Method and apparatus for controlling a shape memory alloy fuel injector

Abstract

An improved method and apparatus for opening and closing a high performance shape memory alloy (SMA) fuel injector that minimizes performance variations due to changes in ambient temperature. When opening the injector to commence fuel injection, a relatively high voltage is applied to an SMA element of the injector to quickly heat the element to its high temperature state, quickly opening the valve. The current level is monitored as a measure of the element resistivity, and when the determined resistivity indicates that the high temperature state transition is complete, the voltage is reduced to a hold value, sufficient to continue resistivity measurement. When the determined resistivity indicates that the element is beginning to transition back to the ambient temperature state, the high voltage is re-applied to begin a new control cycle. To close the injector, the electric heating is discontinued, and fuel circulating through the injector cools the element to its ambient temperature state.
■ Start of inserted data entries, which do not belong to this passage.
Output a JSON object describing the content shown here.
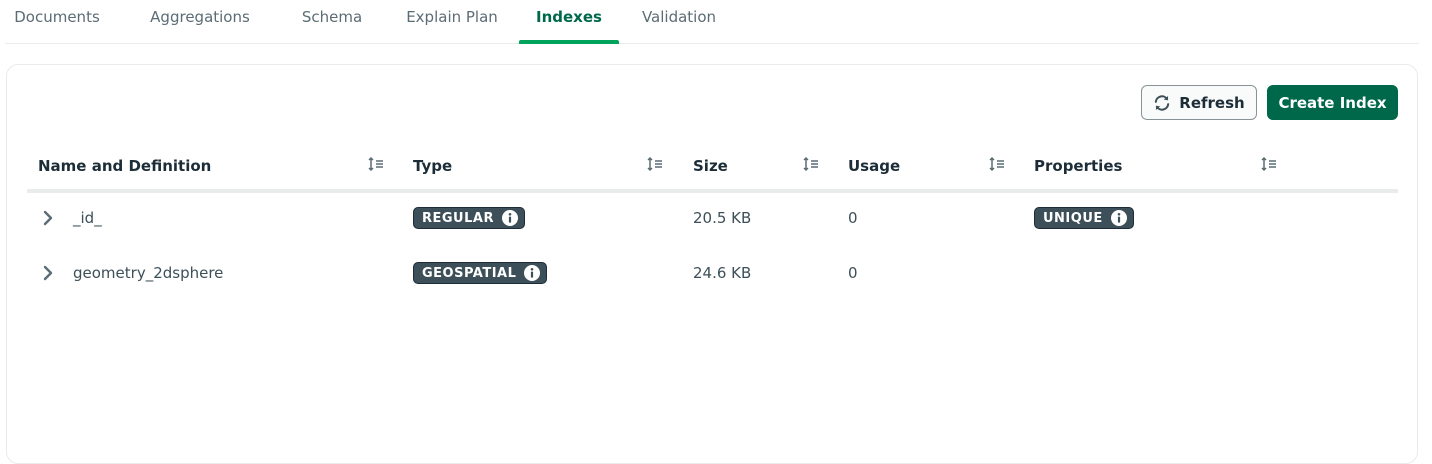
{
  "tabs": [
    {
      "label": "Documents"
    },
    {
      "label": "Aggregations"
    },
    {
      "label": "Schema"
    },
    {
      "label": "Explain Plan"
    },
    {
      "label": "Indexes"
    },
    {
      "label": "Validation"
    }
  ],
  "active_tab": "Indexes",
  "toolbar": {
    "refresh_label": "Refresh",
    "create_label": "Create Index"
  },
  "table": {
    "columns": [
      "Name and Definition",
      "Type",
      "Size",
      "Usage",
      "Properties"
    ],
    "rows": [
      {
        "name": "_id_",
        "type": "REGULAR",
        "size": "20.5 KB",
        "usage": "0",
        "property": "UNIQUE"
      },
      {
        "name": "geometry_2dsphere",
        "type": "GEOSPATIAL",
        "size": "24.6 KB",
        "usage": "0",
        "property": ""
      }
    ]
  },
  "colors": {
    "accent": "#00684a",
    "tab_underline": "#00a35c",
    "badge_bg": "#3d4f58"
  },
  "icons": {
    "refresh": "refresh-icon",
    "sort": "sort-icon",
    "expand": "chevron-right-icon",
    "info": "info-icon"
  }
}
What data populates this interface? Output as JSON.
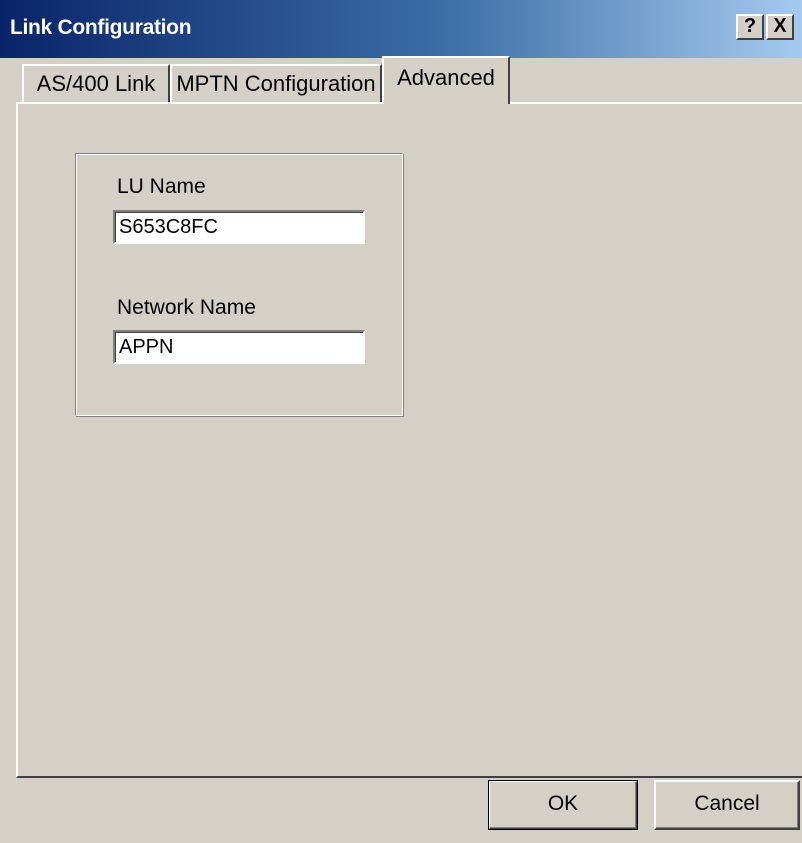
{
  "window": {
    "title": "Link Configuration",
    "help_glyph": "?",
    "close_glyph": "X"
  },
  "tabs": [
    {
      "label": "AS/400 Link",
      "selected": false
    },
    {
      "label": "MPTN Configuration",
      "selected": false
    },
    {
      "label": "Advanced",
      "selected": true
    }
  ],
  "advanced": {
    "lu_name_label": "LU Name",
    "lu_name_value": "S653C8FC",
    "network_name_label": "Network Name",
    "network_name_value": "APPN"
  },
  "buttons": {
    "ok_label": "OK",
    "cancel_label": "Cancel"
  },
  "colors": {
    "title_start": "#0a246a",
    "title_end": "#a6caf0",
    "face": "#d4d0c8"
  },
  "icons": {
    "help": "help-icon",
    "close": "close-icon"
  }
}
The variability in opening response is reduced because the high voltage is significantly higher than a voltage that would thermally damage the SMA element if sustained, and the resistivity feedback during application of the high voltage is used to control the timing of the current reduction. The variability in closing response is reduced by the repeated switching between high and low voltage control, which controls the temperature of the element, and thereby maintains the element in a state of readiness to return to the ambient temperature state. Additionally, the repeated switching between high and low voltage control limits the peak temperature of the SMA element, and prevents damage to the element if the circulating fuel fails to adequately cool the element. Finally, the use of current measurement in the control circuit permits reliable determination of the resistivity of the SMA element without requiring external thermal sensors.